Companies often have significant capital tied up in real estate holdings, even when they’re not in the business of owning real estate. For companies where real estate is not their primary business, a sale- leaseback can unlock the capital tied up in real estate for more productive purposes.

What does a sale leaseback involve?

A sale leaseback occurs when an owner/occupant of real estate sells the property to a third party, and simultaneously enters into a lease to continue occupying the premises. A typical sale-leaseback transaction involves a lease that is 7 to 15 years with triple net terms, meaning the tenant retains most expenses associated with operating and maintaining the property. The seller (now tenant) retains long-term control of the property, and the buyer (now landlord) obtains an investment with a reliable cash flow.

What’s in it for the seller/tenant?

A sale-leaseback can free up capital that he been tied up in owned real estate for investment in the tenant’s core business, or for more profitable investment vehicles. Companies that are in an expansion phase also find sale/leaseback a useful tool. A sale leaseback provides a greater return of cash than a mortgage, due to the typical loan-to-value restrictions of traditional real estate financing.

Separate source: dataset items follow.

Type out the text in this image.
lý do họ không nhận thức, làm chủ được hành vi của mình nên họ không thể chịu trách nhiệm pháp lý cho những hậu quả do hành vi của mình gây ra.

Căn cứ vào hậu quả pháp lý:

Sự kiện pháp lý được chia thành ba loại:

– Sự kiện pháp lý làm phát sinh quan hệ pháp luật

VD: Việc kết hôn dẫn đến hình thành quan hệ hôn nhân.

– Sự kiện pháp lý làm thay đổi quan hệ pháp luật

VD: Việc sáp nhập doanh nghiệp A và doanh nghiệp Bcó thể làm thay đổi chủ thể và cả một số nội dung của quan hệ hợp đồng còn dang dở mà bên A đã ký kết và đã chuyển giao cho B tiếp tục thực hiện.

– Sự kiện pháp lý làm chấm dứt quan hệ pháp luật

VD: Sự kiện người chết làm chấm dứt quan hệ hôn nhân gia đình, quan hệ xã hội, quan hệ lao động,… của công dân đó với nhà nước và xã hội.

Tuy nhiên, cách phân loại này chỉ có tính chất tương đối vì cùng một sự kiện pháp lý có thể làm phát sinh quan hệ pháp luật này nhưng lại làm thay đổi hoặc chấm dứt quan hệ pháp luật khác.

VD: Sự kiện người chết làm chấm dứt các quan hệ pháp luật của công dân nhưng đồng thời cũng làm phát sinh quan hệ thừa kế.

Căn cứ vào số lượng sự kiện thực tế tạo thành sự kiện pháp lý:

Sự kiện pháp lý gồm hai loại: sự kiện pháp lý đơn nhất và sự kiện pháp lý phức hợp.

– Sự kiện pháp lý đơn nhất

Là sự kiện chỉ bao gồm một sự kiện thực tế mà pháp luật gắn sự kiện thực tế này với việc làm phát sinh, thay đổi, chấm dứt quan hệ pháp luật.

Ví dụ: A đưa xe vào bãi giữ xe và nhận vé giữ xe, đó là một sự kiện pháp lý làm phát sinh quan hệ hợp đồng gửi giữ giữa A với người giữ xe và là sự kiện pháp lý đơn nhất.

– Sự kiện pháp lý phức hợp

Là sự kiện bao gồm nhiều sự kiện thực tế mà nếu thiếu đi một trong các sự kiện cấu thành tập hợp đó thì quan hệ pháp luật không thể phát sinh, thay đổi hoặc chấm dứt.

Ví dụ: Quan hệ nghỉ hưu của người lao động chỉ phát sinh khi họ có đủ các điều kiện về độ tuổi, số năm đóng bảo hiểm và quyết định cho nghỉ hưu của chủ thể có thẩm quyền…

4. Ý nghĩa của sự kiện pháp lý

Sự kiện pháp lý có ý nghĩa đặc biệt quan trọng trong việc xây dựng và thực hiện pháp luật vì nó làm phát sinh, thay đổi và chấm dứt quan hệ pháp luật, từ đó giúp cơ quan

A sale-leaseback can be attractive for companies that have below-investment grade credit, although the overall creditworthiness of the tenant does affect the sale price. In certain circumstances, a sale-leaseback can also have positive effects on the tenant’s financial statements, creating a lower debt-to-equity ratio. There may also be tax advantages, depending on the terms of the lease and how it is classified.

What’s in it for the buyer/landlord?

Purchasers in a sale-leaseback transaction gain a reliable stream of income and the potential to capture appreciation of the real estate value. The long term nature and triple net terms of most sale-leaseback arrangements also mean that a buyer has a reduced risk of vacancy, as well as minimized operating and management expenses.

What kind of property is right for a sale-leaseback?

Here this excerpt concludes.